On avait pu voir des vidéos prises par des passants lors du tournage du clip, dans les rues de Los Angeles (à vérifier pour la ville), de Kendrick Lamar en train de rapper perché sur le haut d’un feux rouge : on le découvre bel et bien perché dans ce clip, et à plusieurs reprises : qu’il vole littéralement dans les rues, qu’il soit porté dans une voiture (accompagné de ses talentueux compères Schoolboy Q, Ab-Soul & Jay Rock) par quatre policiers (l’image est forte), ou bien qu’il soit sur des lampadaires/feux-rouges.

Les 2 premières minutes d’introduction laissent place à des images léchées, entre cris et silence pesant, où l’on peut voir la mise en scène de certaines bavures policières, à l’image de celles qui font la une des médias actuellement (Trayvon Martin, Walter Scott, Freddie Gray, Eric Garner, etc …). Kendrick en parle d’ailleurs plusieurs fois à travers son morceau (et dans l’introduction) :

“Nigga, and we hate po-po,
Wanna kill us dead in the street for sure”

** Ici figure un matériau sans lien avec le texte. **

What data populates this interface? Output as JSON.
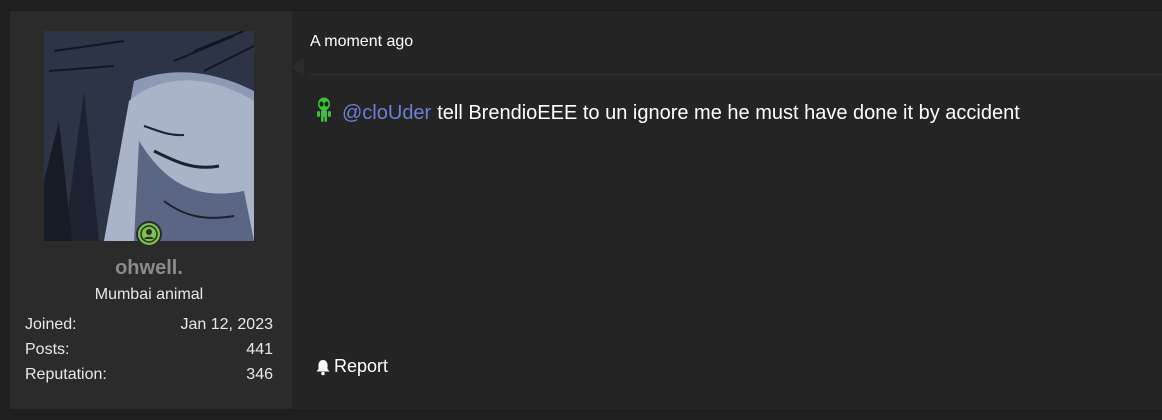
{
  "post": {
    "timestamp": "A moment ago",
    "mention": "@cloUder",
    "message_text": "tell BrendioEEE to un ignore me he must have done it by accident",
    "report_label": "Report",
    "emoji_icon": "alien-icon",
    "report_icon": "bell-icon"
  },
  "user": {
    "username": "ohwell.",
    "title": "Mumbai animal",
    "status": "online",
    "stats": [
      {
        "label": "Joined:",
        "value": "Jan 12, 2023"
      },
      {
        "label": "Posts:",
        "value": "441"
      },
      {
        "label": "Reputation:",
        "value": "346"
      }
    ]
  },
  "colors": {
    "background": "#1f1f1f",
    "panel": "#2b2b2b",
    "mention": "#6b7fd6",
    "online": "#7cc24a",
    "username": "#8b8b8b"
  }
}
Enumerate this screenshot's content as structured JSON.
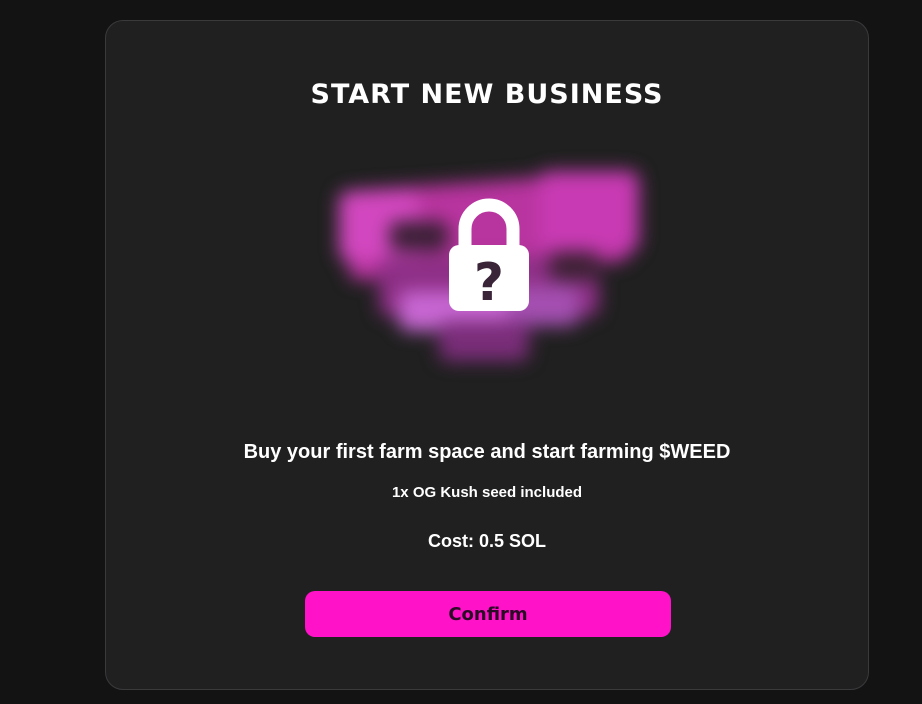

La suite du clip laisse place à des plans aériens, un Kendrick Lamar “au dessus de tout”. Le noir et blanc donne une humeur et profondeur différente à la vidéo; comme si elle portait le deuil de toutes les bavures que rencontrent actuellement les États-Unis (mais pas que …), et de cette jeunesse, dont Kendrick Lamar parle régulièrement, gâchée par la violence : il passe d’ailleurs un message unificateur auprès de sa communauté :

But while my loved ones was fighting the continuous war back in the city, I was entering a new one
A war that was based on apartheid and discrimination
Made me wanna go back to the city and tell the homies what I learned
The word was respect
Just because you wore a different gang colour than mine’s
Doesn’t mean I can’t respect you as a black man
Forgetting all the pain and hurt we caused each other in these streets
If I respect you, we unify and stop the enemy from killing us
But I don’t know, I’m no mortal man, maybe I’m just another nigga”

Pour conclure : un visuel fort, à la hauteur des lyrics et de la grandeur du personnage qu’est K.dot, mis en image par Colin Tilley.

PS : le discours de l’introduction est originalement tiré de “Mortal Man”, outro de l’album de Kendrick Lamar “To Pimp a Butterfly”.